春夏秋冬愛して僕らは生きている 太陽の光浴びて明日の世界へ(『四季の歌』より、作詞・作曲:荒木とよひさ)

この部分は芹洋子はラララで歌っています。5番まで歌詞で歌って音源化した歌手がいるのか? ちょっと今日の時点では私にはわかりませんでした。

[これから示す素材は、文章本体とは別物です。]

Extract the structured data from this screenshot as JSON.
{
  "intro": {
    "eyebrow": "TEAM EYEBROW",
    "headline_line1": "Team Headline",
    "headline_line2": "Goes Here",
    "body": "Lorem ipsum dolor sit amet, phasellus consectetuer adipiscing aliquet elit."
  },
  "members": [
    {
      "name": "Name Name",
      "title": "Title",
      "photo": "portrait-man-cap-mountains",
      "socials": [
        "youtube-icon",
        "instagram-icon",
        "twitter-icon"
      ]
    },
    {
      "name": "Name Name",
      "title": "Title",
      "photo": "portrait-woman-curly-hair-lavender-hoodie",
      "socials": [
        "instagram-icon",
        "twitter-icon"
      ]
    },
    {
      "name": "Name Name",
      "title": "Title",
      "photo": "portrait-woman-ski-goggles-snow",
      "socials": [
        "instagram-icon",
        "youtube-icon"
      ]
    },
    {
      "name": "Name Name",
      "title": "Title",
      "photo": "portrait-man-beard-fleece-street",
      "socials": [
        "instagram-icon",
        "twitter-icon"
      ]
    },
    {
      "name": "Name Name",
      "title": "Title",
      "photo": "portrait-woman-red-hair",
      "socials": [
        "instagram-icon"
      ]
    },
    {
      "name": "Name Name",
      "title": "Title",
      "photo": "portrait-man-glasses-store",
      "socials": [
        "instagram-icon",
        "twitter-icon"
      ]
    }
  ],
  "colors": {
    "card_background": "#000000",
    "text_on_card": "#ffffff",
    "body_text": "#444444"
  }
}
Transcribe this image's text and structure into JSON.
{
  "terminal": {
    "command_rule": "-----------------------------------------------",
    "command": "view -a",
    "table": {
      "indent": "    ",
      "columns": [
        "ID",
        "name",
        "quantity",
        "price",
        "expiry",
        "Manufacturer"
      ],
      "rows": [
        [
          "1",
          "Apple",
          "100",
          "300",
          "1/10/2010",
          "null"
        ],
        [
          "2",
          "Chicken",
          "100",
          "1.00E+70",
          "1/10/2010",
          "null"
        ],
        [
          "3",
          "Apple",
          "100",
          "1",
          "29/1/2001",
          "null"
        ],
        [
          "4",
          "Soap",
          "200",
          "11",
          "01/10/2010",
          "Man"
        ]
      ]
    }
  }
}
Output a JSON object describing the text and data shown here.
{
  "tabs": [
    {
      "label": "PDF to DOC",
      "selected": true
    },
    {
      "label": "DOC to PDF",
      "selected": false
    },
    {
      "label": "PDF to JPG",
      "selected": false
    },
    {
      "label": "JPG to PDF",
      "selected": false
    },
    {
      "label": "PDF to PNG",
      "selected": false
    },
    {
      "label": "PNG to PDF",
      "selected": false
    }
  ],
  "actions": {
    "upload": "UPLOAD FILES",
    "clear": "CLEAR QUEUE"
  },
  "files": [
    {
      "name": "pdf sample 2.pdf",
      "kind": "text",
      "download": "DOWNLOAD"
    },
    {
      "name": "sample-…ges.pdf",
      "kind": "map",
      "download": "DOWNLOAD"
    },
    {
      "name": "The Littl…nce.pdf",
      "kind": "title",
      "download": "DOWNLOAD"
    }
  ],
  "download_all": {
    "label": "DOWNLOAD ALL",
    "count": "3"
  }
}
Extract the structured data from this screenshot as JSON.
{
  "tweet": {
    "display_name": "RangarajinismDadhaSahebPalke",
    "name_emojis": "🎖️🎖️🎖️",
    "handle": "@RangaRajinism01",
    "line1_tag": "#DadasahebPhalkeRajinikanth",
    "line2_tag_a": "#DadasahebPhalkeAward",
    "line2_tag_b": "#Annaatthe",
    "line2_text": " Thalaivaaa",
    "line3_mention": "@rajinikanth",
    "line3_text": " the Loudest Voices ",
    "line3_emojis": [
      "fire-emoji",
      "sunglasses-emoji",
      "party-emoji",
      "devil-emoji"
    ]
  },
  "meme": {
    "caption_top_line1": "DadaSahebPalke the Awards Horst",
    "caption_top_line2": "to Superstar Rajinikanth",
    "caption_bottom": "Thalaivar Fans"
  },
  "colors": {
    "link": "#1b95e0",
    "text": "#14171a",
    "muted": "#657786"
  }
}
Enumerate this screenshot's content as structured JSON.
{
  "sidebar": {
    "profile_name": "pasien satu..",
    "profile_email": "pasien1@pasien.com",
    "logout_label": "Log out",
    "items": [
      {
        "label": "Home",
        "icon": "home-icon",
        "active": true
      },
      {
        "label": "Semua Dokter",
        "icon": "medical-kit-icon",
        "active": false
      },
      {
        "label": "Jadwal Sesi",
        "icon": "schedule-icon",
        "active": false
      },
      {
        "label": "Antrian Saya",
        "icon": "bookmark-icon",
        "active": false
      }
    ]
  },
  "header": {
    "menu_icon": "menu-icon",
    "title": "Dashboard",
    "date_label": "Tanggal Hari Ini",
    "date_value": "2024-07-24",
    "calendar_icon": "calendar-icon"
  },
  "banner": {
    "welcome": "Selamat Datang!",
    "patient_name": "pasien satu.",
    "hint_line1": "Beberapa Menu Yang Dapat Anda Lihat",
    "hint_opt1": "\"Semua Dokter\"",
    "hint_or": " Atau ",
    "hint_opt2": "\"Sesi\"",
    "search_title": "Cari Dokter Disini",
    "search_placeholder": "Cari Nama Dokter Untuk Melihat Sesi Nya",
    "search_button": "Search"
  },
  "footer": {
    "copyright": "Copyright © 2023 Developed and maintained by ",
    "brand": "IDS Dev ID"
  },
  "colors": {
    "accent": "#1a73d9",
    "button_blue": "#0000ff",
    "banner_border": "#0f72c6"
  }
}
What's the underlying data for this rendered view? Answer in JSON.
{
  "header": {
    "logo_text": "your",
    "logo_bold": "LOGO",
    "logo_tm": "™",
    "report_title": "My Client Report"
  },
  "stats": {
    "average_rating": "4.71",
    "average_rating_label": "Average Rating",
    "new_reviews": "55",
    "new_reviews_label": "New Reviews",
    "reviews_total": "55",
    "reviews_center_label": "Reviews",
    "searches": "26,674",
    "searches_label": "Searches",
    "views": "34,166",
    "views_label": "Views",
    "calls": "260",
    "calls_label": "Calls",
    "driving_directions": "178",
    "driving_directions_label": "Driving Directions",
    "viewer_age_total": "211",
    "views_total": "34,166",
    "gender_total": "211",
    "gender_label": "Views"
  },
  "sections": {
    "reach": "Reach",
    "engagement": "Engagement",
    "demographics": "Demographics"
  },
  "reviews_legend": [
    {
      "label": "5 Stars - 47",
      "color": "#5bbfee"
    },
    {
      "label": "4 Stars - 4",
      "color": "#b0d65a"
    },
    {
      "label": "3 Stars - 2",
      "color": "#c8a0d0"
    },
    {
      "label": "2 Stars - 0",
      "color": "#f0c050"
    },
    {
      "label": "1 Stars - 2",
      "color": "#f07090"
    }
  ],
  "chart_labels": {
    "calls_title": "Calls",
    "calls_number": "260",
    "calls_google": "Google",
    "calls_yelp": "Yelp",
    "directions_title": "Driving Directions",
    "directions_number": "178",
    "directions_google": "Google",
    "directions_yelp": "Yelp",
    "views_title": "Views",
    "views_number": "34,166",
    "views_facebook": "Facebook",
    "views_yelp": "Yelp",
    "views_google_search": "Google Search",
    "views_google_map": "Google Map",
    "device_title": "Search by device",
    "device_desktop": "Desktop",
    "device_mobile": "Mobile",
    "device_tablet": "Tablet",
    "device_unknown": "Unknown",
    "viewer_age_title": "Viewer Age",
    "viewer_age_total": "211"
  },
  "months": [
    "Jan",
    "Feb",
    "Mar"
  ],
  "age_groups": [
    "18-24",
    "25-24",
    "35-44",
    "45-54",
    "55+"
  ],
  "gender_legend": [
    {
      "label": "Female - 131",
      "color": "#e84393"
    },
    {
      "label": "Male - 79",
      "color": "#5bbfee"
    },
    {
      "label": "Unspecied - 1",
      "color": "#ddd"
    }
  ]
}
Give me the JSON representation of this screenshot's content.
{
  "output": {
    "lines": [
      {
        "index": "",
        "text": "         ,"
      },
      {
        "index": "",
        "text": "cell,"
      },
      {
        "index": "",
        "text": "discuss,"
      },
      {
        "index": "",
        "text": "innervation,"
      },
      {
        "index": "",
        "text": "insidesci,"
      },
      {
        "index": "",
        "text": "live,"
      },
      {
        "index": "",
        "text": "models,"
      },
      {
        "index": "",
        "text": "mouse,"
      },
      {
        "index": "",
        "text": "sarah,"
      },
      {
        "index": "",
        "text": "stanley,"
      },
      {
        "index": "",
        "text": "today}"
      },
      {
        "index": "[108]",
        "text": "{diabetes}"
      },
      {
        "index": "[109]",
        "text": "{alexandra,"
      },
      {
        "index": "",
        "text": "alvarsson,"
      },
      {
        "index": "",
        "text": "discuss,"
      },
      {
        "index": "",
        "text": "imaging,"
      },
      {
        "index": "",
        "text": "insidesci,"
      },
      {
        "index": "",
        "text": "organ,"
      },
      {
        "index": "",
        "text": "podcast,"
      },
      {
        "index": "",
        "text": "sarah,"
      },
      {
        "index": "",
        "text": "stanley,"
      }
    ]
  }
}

5番の前半の一行はことばの音の数が多く、メロディへのハマりの面でやや余る気もします。一番ヒットした芹洋子がラララで歌ったから一般の愛好者にもラララで普及したというのもあるかもしれませんけれど、そもそも芹洋子の時点で選択的にラララがよろしいと思ったからそのように「いい形」になったのかもしれませんね。もちろん5番がよろしくないというのではありませんけれど、四季なのだから歌詞は4番までで全部!というのはわかりやすくきまりがいいように思います。

5番の歌詞は抽象度高め。春夏秋冬を総ざらいして総論してふわっとさせた感じです。愛しても愛さなくても春夏秋冬は生きていれば巡る。(ならば愛したほうが良い?)一年を通して、その季節なりの太陽の光があり、世界は明日へと向かうのです。

感想

あまりにもシンプルなメロディですし、ことばも普遍的な表現に思えて、この曲を深く味わうことで何が見えてくるのか不安がありました。私が昔から持っている歌本にもあたりまえのように載っていましたし、存在を「知っている」で済ませてしまってスルーを繰り返してきた曲のひとつだったかもしれません。

いざ味わってみると、その親しみやすさ、たとえば音域が6度で歌えてしまうといった具体的な要素への気づきがありましたし、歌詞もさまざまな思考を許す懐の深いものだと思い知りました。人々の口から口へと、耳を通ってまた口へと広まっていったという歌の来歴にも納得です。